Updated : Mrz 05, 2021 in Gesellschaft

Woher kommt diese Wut?

Wir haben vier Eigenschaften, die uns das Leben schön machen, aber auch verdammt schwer:

  1. Wir wollen frei sein. Frei im Denken und im Handeln. Dass diese Freiheit eine zweite Seite hat (die heißt Verantwortung), übersehen wir gelegentlich. Das ist nicht schlimm, denn dabei hilft uns Eigenschaft Nummer 2:
  2. Wir wollen Führung haben. Im Klartext: Wir wollen die Verantwortung abgeben. Wenn immer es zu schwierig wird, rufen wir nach Führung: Erst nach Mama, dann nach dem Staat.
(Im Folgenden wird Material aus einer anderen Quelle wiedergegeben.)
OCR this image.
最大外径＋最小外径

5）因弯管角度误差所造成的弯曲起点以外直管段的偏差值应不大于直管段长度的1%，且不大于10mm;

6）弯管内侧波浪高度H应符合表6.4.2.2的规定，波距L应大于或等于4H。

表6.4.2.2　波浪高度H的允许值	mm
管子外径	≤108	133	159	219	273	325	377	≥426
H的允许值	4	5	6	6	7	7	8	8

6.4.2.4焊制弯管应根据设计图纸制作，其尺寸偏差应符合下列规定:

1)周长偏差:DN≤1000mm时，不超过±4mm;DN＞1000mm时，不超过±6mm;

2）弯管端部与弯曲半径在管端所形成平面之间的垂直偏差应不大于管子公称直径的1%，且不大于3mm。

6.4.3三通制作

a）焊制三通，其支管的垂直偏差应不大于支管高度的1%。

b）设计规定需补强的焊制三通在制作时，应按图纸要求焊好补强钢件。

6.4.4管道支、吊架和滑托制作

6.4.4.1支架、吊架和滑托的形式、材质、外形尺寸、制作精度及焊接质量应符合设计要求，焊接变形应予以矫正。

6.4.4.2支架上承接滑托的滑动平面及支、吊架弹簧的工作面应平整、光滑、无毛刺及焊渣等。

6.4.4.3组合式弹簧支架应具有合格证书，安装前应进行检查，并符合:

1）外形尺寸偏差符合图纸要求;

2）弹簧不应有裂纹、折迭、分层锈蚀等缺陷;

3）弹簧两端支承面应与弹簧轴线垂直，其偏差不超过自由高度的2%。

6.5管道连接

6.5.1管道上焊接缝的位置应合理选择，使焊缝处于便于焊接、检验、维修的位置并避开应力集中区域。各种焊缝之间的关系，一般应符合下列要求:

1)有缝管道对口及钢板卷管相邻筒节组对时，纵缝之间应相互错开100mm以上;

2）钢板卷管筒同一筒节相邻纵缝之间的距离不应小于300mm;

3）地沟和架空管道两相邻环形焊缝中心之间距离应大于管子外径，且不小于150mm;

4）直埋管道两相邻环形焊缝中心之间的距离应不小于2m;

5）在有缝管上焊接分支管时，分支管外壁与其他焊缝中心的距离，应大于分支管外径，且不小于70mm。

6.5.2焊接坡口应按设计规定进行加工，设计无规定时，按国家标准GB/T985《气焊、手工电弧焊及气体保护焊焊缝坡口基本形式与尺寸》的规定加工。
Das ist natürlich ein Widerspruch, aber das ist nicht schlimm. Wir haben ja zum Glück Eigenschaft 3:
  3. Wir können unsere Fehler ausblenden. Das ist sehr hilfreich, schützt vor Minderwertigkeitsgefühlen und Depressionen, macht das Leben angenehm und leicht. Aber obwohl wir nun ein fast perfektes Weltbild haben, gehen immer noch so viele Dinge schief. Wer ist daran schuld? Ganz klar:
  4. Schuld sind immer die anderen. Und damit ist der geniale Kreis geschlossen.

Dummerweise sind wir trotzdem nicht glücklich. Wie auch, wenn wir uns schon ab Eigenschaft 1 anfangen selbst zu belügen? Aber je tiefer wir ins Lügengeflecht gelangen, umso schlechter können wir die Lügen zugeben, später können wir sie nicht mal mehr als Lüge erkennen. Und hier ist der Punkt, wo die Wut herkommt: Ich bin doch im Recht und alle anderen im Unrecht (ausgenommen die Handvoll Leute, auf die ich angewiesen bin). Was macht das mit mir, der ich nur noch von Feinden umzingelt bin? Leicht vorzustellen: Ich werde regelrecht verrückt vor Wut.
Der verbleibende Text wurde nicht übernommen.